Opinión

La confesión de Julito Martínez noquea a Zapatero y al Gobierno

En vísperas de su declaración ante el juez, Julio Martínez, más conocido como Julito, ha decidido finalmente contar la verdad y tirar de la manta, dejando desnudos los argumentos de José Luis Rodríguez Zapatero y el Gobierno, que ha defendido contra viento y marea la inocencia del ex jefe del Ejecutivo.
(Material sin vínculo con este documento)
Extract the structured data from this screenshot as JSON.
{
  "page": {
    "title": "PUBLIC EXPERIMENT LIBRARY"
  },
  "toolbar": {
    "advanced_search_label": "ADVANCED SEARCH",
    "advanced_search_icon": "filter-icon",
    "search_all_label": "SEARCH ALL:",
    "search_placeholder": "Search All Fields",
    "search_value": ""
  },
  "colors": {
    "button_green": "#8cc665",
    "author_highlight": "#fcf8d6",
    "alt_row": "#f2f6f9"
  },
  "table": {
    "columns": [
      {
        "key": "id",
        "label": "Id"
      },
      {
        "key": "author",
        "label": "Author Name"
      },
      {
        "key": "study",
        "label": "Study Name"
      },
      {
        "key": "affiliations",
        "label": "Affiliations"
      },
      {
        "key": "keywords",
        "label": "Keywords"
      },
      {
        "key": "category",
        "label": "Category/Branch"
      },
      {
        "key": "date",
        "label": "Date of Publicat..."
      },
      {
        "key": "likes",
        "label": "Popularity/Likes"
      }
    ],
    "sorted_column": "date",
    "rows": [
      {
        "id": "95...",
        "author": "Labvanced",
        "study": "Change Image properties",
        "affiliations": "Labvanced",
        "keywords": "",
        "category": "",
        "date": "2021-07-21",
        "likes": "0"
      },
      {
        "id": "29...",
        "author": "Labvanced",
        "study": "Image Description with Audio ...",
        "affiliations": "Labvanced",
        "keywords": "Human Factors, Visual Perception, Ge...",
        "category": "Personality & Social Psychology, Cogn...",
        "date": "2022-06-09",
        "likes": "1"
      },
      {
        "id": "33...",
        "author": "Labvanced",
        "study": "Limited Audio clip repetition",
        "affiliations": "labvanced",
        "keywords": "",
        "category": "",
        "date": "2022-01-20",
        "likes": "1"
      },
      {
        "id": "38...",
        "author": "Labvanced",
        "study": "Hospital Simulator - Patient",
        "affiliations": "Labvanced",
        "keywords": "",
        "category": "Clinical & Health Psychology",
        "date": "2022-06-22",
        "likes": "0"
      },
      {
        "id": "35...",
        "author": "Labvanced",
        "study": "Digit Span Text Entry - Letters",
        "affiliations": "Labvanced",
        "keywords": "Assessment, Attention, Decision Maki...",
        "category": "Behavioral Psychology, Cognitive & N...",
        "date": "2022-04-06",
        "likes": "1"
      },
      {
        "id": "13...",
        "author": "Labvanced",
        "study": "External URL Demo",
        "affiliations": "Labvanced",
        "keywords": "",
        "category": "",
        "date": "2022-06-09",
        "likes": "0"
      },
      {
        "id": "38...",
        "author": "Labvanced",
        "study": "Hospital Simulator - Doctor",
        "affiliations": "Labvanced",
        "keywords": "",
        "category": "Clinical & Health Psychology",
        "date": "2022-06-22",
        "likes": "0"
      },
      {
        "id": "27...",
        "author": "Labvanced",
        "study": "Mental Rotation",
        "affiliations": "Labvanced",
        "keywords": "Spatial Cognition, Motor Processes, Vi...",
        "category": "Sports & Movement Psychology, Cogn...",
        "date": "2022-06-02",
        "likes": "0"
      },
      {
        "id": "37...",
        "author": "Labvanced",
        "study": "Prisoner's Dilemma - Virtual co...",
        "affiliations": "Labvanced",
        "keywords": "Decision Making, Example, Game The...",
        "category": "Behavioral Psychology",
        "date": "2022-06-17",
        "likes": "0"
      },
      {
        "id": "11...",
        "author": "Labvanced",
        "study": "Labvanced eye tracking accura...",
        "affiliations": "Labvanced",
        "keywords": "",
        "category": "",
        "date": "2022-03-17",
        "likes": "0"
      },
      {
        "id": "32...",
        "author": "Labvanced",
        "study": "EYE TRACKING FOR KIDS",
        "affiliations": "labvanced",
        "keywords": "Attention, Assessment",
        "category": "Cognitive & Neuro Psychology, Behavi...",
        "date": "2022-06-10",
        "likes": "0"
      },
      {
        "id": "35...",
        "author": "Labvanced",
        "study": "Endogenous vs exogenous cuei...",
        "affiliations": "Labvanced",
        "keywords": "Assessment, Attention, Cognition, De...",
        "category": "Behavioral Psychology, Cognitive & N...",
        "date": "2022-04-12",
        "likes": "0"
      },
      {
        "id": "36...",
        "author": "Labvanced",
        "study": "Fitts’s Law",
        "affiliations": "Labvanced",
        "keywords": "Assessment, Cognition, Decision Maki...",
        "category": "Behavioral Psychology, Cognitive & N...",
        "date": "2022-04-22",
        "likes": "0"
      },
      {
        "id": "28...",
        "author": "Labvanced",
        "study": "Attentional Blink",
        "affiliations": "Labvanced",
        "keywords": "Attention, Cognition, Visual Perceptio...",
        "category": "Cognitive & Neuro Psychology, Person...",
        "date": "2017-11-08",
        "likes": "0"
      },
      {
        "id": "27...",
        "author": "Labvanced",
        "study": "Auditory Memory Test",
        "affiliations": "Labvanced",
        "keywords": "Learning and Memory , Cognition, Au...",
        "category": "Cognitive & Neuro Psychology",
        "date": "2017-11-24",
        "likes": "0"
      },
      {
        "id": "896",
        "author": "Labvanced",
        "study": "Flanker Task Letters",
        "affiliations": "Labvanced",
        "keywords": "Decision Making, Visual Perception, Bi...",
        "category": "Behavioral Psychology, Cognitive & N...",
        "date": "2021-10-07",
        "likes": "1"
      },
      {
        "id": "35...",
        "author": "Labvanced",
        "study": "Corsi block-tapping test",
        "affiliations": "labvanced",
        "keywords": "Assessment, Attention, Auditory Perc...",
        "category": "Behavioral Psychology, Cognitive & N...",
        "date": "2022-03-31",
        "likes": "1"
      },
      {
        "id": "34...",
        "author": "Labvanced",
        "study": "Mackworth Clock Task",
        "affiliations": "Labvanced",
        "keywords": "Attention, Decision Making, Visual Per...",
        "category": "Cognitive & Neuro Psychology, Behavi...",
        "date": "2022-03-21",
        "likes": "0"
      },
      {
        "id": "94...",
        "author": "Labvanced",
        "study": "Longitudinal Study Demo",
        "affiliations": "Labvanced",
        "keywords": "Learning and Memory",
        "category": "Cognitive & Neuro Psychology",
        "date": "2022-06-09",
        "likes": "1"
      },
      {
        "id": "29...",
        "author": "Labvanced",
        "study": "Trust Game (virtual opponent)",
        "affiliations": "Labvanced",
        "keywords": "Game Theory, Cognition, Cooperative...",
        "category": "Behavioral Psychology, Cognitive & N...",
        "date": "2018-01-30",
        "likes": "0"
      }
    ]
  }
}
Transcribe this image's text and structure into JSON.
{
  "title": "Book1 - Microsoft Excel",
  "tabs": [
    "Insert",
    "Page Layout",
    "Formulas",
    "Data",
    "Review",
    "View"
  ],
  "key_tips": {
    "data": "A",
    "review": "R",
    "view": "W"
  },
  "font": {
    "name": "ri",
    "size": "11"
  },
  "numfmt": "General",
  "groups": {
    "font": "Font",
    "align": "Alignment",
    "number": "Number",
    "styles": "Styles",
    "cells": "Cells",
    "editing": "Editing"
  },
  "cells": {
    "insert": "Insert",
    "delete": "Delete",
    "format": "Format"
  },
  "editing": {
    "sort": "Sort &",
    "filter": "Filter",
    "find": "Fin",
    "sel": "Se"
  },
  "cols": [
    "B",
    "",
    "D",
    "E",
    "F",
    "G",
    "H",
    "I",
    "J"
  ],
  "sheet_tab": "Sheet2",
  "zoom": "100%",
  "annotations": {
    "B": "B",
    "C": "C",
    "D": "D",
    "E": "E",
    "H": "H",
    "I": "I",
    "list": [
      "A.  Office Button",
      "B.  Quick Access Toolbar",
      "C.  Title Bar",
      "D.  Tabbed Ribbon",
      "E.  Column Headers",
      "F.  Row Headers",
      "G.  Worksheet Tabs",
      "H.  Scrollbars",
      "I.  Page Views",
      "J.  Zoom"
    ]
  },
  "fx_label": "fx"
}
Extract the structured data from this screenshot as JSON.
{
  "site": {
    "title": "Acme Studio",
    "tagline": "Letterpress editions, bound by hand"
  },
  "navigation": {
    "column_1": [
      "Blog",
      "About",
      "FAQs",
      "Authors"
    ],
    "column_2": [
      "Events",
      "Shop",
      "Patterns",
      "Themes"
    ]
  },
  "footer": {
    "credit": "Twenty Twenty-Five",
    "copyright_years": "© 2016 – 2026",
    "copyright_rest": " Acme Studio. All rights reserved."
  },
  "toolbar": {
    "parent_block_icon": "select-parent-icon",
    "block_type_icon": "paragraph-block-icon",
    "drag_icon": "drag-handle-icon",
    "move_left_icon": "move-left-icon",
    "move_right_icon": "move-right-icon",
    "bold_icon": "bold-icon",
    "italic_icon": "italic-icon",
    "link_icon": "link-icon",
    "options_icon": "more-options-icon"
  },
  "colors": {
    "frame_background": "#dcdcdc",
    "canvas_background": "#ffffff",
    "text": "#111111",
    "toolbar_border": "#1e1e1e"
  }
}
Es verdad que el empresario ha estado sumido en un mar de dudas sobre cómo enfocar su defensa, pero al final ha optado por dar un paso al frente y hacerse un Aldama, esto es, colaborar con la Justicia.

Detrás de la decisión de Julio Martínez está, por supuesto, su abogada, María Dolores Márquez de Prado, quien ha terminado por convencerle de que era crucial colaborar, sobre todo porque la declaración de su contable, Cristóbal Cano, podía dejarle en una posición imposible en caso de que desvelara sus negocios offshore con José Luis Rodríguez Zapatero.

En definitiva, Julito Martínez estaba entre la espada y la pared, atrapado en una encrucijada de la que no podía salir, de modo que, al final, ha optado por colocar sus intereses por encima de cualquier otra circunstancia, pese a las presiones que ha recibido para que guardara silencio.

El problema es que Zapatero ha perdido un elemento imprescindible, su mayor dique de contención. Porque la confesión de Julio Martínez arruina sus argumentos de que no cometió ningún delito de tráfico de influencias y blanqueo de capitales vinculados al rescate público de 53 millones de euros de la aerolínea Plus Ultra.

Martínez ha dejado claro que el ex presidente utilizó sus contactos y posición, a cambio del 1 por ciento, para lograr un rescate que no cumplía los requisitos. Y eso no sólo destroza la línea de defensa del ex presidente, sino que coloca al Gobierno de Pedro Sánchez en una situación imposible. No ya sólo por defender a quien, según sostiene el juez y avala la confesión del empresario, lideraba una red criminal a través de una trama de tráfico de influencias y blanqueo de capitales, sino porque convierte al mismísimo Gobierno, que fue quien concedió la ayuda a la aerolínea, en cooperador necesario de esa trama.